Comprendre comment on a pu en arriver là serait un chantier immense. Quelques auteurs ont commencé à étudier divers aspects de cette évolution et il faut souhaiter que d'autres poursuivront cette tâche indispensable.

A mon très modeste niveau, j'essaierai simplement de suggérer quelques pistes et d'explorer quelques intuitions, mais il est évident que cela ne saurait suffire. J'inclus cela dans le kit de survie parce que c'est bien de cela qu'il s'agit, à l'heure où aucun espoir ne semble permis avant longtemps, trop tard sans doute. Les inconvénients (pour les classes moyennes) et l'horreur sociale (pour les classes inférieures) du sarkozysme ne tarderont sans doute pas à apparaître, mais il demeurera longtemps en place ne serait-ce que faute d'alternative à gauche et parce que le discours libéral a réussi à largement brouiller la grille de réflexion de la plupart de nos concitoyens. Je ne crois guère à une victoire de l'intelligence dans le contexte actuel, mais le minimum que l'on puisse faire pour supporter cela, c'est de ne pas céder sur le discours et sur les valeurs, de ne pas accepter de se plier à un discours triomphant si l'on estime sincèrement qu'il est dangereux et mensonger. Ne pas s'y plier et, dans la mesure du possible, tenter de comprendre et de dénoncer ses techniques de manipulation.

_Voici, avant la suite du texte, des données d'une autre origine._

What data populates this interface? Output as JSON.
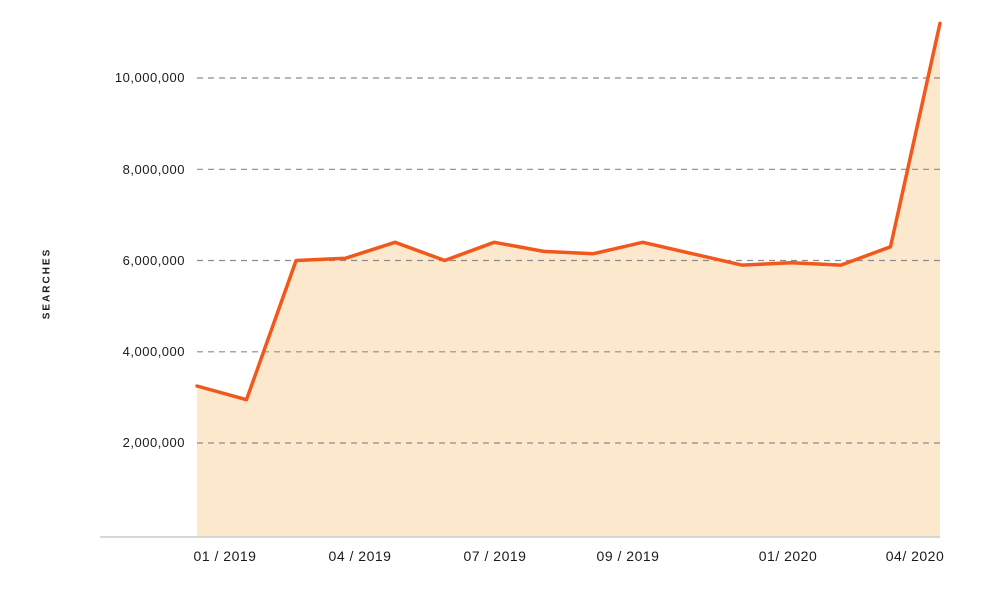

En préalable, précisons que cette droite qui revient n'est plus tout à fait la même : elle a laissé de côté son nationalisme (hébergé chez Le Pen ... quoique, l'identité nationale,...) et ses attaches religieuses (hébergées chez Bayrou), faisant peau neuve pour se concentrer sur un discours essentiellement économique, agrémenté généralement d'une certaine ouverture au niveau des moeurs qui lui permet d'empiéter encore plus facilement sur le terrain d'une gauche réduite à néant qui, après s'être alignée économiquement sur le libéralisme, n'avait justement plus que cela (le sociétal) pour se démarquer.

Deuxième préalable justement : l'effondrement de la gauche peut apparaître comme une des causes de ce retour triomphal de la droite, mais doit-on vraiment distinguer cela comme une cause à part ? La gauche s'est effondrée précisément parce qu'elle est tombée elle-même dans le piège du discours libéral, s'alignant sur lui au lieu de continuer à lui opposer un contre-discours efficace.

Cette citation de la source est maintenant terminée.